Let's say I have 20 partitions of the topic.
How can I run Kafka Connect with 20 instances?
Can I have multiple instances of Kafka Connect running on the same physical instance?
Kafka Connect handles balancing the load across all its workers. In your example of 20 nodes, you could have : (for example)
1 Kafka Connect worker, processing 20 partitions
5 Kafka Connect workers, each processing 4 partitions
20 Kafka Connect workers, each processing 1 partition
It depends on your volumes and required throughput.
To run Kafka Connect in Distributed mode across multiple nodes, follow the instructions here and make sure you give them all the same group.id which identifies them as members of the same cluster (and thus eligible for sharing workload of tasks out across them). More config details for distributed mode here.
Even if you're running Kafka Connect on a single node, I would personally recommend running it in Distributed mode as it makes scale-out more simple (you just add additional nodes, but the execution & config remains the same).
I'm don't see a benefit in running multiple Kafka Connect workers on a single node. Each Kafka Connect worker can run multiple tasks, and connectors, as required.
My understanding is that if you only have a single machine, you should only launch one kafka connect instance, and configure the tasks.max property to the amount of parallelism you'd like to achieve (in your example 20 might be good). This should allow kafka connect to read from your partitions in parallel, see the docs for this here.

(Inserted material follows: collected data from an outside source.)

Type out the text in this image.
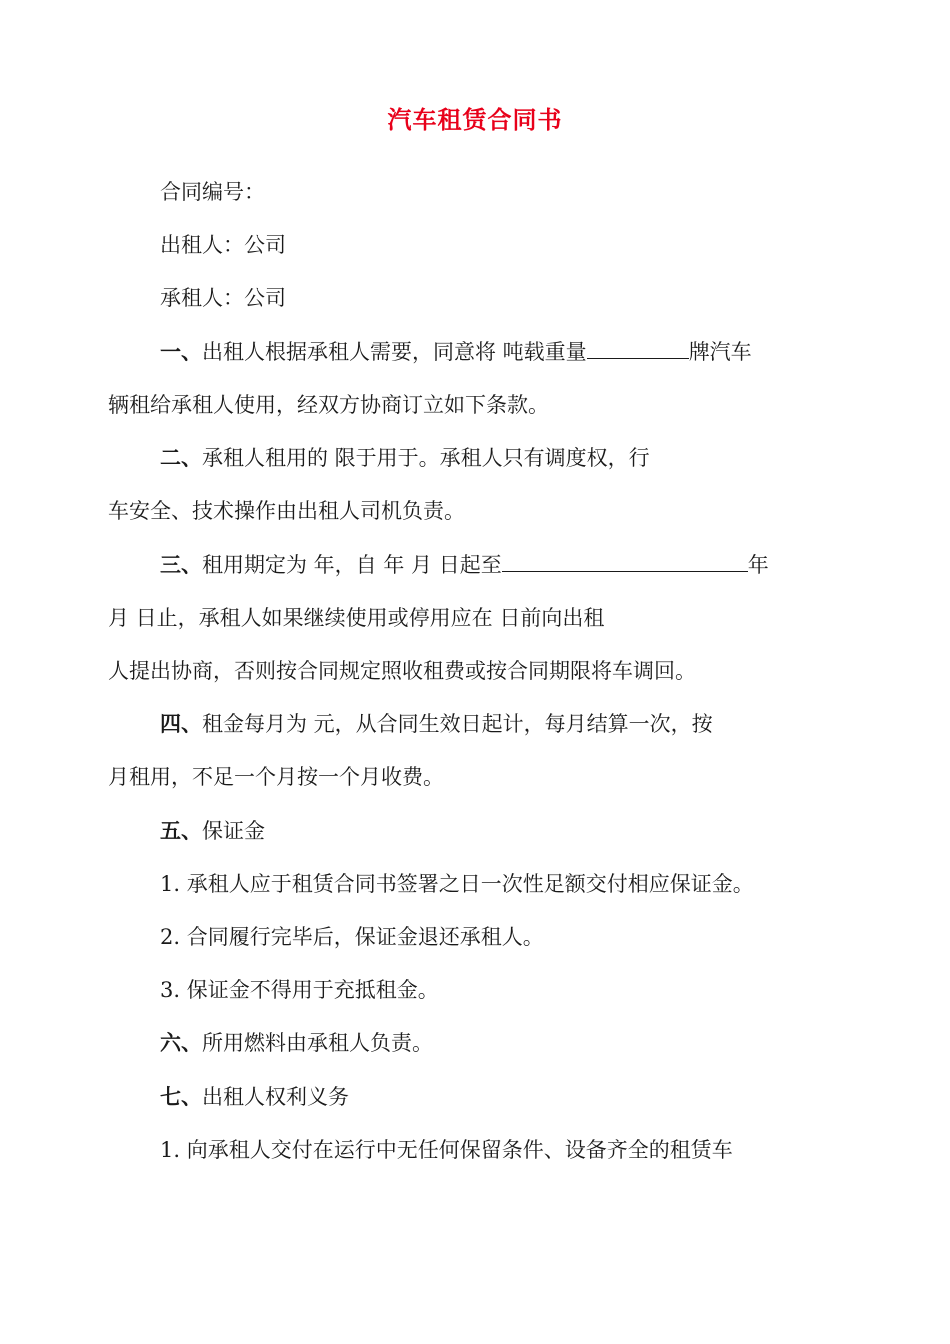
汽车租赁合同书
合同编号：
出租人：公司
承租人：公司
一、出租人根据承租人需要，同意将 吨载重量	牌汽车
辆租给承租人使用，经双方协商订立如下条款。
二、承租人租用的 限于用于。承租人只有调度权，行
车安全、技术操作由出租人司机负责。
三、租用期定为 年，自 年 月 日起至	年
月 日止，承租人如果继续使用或停用应在 日前向出租
人提出协商，否则按合同规定照收租费或按合同期限将车调回。
四、租金每月为 元，从合同生效日起计，每月结算一次，按
月租用，不足一个月按一个月收费。
五、保证金
1. 承租人应于租赁合同书签署之日一次性足额交付相应保证金。
2. 合同履行完毕后，保证金退还承租人。
3. 保证金不得用于充抵租金。
六、所用燃料由承租人负责。
七、出租人权利义务
1. 向承租人交付在运行中无任何保留条件、设备齐全的租赁车
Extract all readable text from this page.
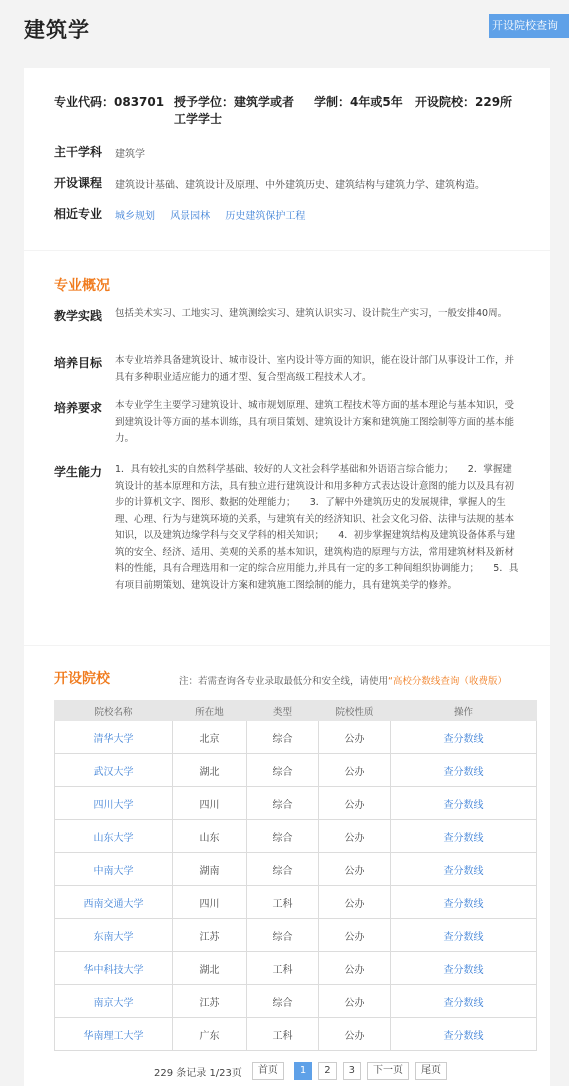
建筑学	开设院校查询
专业代码：083701 授予学位：建筑学或者工学学士
学制：4年或5年 开设院校：229所
主干学科 建筑学
开设课程 建筑设计基础、建筑设计及原理、中外建筑历史、建筑结构与建筑力学、建筑构造。
相近专业 城乡规划 风景园林 历史建筑保护工程
专业概况
教学实践 包括美术实习、工地实习、建筑测绘实习、建筑认识实习、设计院生产实习，一般安排40周。
培养目标 本专业培养具备建筑设计、城市设计、室内设计等方面的知识，能在设计部门从事设计工作，并具有多种职业适应能力的通才型、复合型高级工程技术人才。
培养要求 本专业学生主要学习建筑设计、城市规划原理、建筑工程技术等方面的基本理论与基本知识，受到建筑设计等方面的基本训练，具有项目策划、建筑设计方案和建筑施工图绘制等方面的基本能力。
学生能力 1．具有较扎实的自然科学基础、较好的人文社会科学基础和外语语言综合能力；　　2．掌握建筑设计的基本原理和方法，具有独立进行建筑设计和用多种方式表达设计意图的能力以及具有初步的计算机文字、图形、数据的处理能力；　　3．了解中外建筑历史的发展规律，掌握人的生理、心理、行为与建筑环境的关系，与建筑有关的经济知识、社会文化习俗、法律与法规的基本知识，以及建筑边缘学科与交叉学科的相关知识；　　4．初步掌握建筑结构及建筑设备体系与建筑的安全、经济、适用、美观的关系的基本知识，建筑构造的原理与方法，常用建筑材料及新材料的性能，具有合理选用和一定的综合应用能力,并具有一定的多工种间组织协调能力；　　5．具有项目前期策划、建筑设计方案和建筑施工图绘制的能力，具有建筑美学的修养。
开设院校	注：若需查询各专业录取最低分和安全线，请使用“高校分数线查询（收费版）
院校名称	所在地	类型	院校性质	操作
清华大学	北京	综合	公办	查分数线
武汉大学	湖北	综合	公办	查分数线
四川大学	四川	综合	公办	查分数线
山东大学	山东	综合	公办	查分数线
中南大学	湖南	综合	公办	查分数线
西南交通大学	四川	工科	公办	查分数线
东南大学	江苏	综合	公办	查分数线
华中科技大学	湖北	工科	公办	查分数线
南京大学	江苏	综合	公办	查分数线
华南理工大学	广东	工科	公办	查分数线
229 条记录 1/23页	首页	1	2	3	下一页	尾页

You could launch multiple instances on the same machine in theory. It makes sense to do this if you need each instance to consume data from different topics. But if you want the instances to consume data from the same topic, I don't think doing this would benefit you. Using separate threads within the same process with tasks.max will give you the same if not better performance.
If you want kafka connect to run on multiple machines and read data from the same topic it is possible to run in distributed mode.

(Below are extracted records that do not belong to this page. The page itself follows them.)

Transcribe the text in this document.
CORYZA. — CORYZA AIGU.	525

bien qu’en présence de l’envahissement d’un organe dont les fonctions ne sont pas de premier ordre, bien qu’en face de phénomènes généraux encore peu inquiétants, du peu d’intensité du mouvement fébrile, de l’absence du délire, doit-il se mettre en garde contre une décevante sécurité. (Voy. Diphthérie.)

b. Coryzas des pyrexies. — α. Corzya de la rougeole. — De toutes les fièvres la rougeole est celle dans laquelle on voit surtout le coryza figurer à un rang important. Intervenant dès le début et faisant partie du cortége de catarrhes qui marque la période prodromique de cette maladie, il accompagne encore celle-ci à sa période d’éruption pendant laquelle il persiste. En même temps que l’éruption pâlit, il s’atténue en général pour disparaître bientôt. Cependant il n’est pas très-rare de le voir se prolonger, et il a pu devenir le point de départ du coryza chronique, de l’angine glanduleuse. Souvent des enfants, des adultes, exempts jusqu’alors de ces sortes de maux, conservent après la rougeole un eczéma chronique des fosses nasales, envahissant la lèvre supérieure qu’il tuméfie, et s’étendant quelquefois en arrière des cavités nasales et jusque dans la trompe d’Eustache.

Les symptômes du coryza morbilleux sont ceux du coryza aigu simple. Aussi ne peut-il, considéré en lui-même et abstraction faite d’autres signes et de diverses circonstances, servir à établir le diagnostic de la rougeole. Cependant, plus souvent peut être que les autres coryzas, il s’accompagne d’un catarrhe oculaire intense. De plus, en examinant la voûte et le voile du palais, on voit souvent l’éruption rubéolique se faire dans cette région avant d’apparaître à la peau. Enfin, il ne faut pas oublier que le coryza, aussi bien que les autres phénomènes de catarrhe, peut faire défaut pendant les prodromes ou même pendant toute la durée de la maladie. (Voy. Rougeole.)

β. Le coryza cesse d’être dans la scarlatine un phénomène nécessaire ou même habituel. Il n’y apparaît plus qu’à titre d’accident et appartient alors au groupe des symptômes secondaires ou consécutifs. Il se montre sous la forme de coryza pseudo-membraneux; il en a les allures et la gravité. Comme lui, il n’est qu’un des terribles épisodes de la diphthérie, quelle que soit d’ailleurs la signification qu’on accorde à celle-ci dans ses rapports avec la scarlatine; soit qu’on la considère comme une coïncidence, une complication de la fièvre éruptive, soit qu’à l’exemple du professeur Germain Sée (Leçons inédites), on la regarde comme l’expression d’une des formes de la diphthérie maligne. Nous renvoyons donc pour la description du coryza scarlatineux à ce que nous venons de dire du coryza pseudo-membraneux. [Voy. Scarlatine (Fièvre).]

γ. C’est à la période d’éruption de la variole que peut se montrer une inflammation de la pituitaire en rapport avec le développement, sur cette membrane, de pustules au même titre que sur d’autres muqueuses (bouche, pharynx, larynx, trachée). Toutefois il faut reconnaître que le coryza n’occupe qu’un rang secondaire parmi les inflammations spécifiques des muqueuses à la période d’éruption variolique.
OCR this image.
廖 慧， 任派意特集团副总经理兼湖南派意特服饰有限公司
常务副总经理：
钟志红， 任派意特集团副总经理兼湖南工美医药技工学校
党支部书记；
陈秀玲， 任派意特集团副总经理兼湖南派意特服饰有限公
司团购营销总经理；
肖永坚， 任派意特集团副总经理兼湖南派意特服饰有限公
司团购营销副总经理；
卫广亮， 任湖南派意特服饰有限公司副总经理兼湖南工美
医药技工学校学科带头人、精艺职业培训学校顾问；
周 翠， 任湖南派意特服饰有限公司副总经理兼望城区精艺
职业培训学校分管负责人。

Kafka Resiliency (Clustering) setup on single and multiple machines

I have setup 1 Zookeeper and 3 Kafka Broker (for Redundancy) on a single machine.
I want to know what is the best practice for Kafka Setup on a single machine and multiple machines in a network.

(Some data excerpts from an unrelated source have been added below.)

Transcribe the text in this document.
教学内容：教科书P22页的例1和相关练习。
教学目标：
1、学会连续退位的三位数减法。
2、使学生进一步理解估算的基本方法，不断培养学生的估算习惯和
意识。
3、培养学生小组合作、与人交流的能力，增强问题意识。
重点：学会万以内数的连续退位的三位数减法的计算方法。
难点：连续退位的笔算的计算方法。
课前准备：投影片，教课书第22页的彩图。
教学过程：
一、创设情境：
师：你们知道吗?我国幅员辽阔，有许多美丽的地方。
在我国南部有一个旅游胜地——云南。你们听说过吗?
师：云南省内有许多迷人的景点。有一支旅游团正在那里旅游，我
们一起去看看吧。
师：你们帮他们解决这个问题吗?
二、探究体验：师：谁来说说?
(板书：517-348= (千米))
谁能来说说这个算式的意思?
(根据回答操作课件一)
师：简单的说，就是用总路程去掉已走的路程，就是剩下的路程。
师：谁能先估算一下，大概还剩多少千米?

for e.g. if I set up on a single machine how many zookeeper, brokers and partition I should set up.
Or
If I set on multiple machines (N number of machines) then how many zookeeper, brokers and partition I should set up in respect to N.
As the machine is the main cause of failures, you gain zero by running thee copies on the same machine.
They will all fail at the same time.

Zoopekeeper instances in Kafka

I have 3 nodes where Kafka is installed. All these 3 nodes have their own zookeeper instances. Are 3 zookeeper instances required or is 1 zookeeper instance suffice? Should we have multiple zookeeper instances for fault tolerance & in such a scenario would one of the instances act as primary and would others be replica?
I'm not sure what you mean by "All these 3 nodes have their own zookeeper instances" Basically you should have a single cluster of one, three or five Zookeeper instances and all Kafka brokers should use the same cluster. You don't need more than one Zookeeper instance but I'd highly recommend to use three or five instances because of availability. We use three instances of Zookeeper to run our Kafka cluster.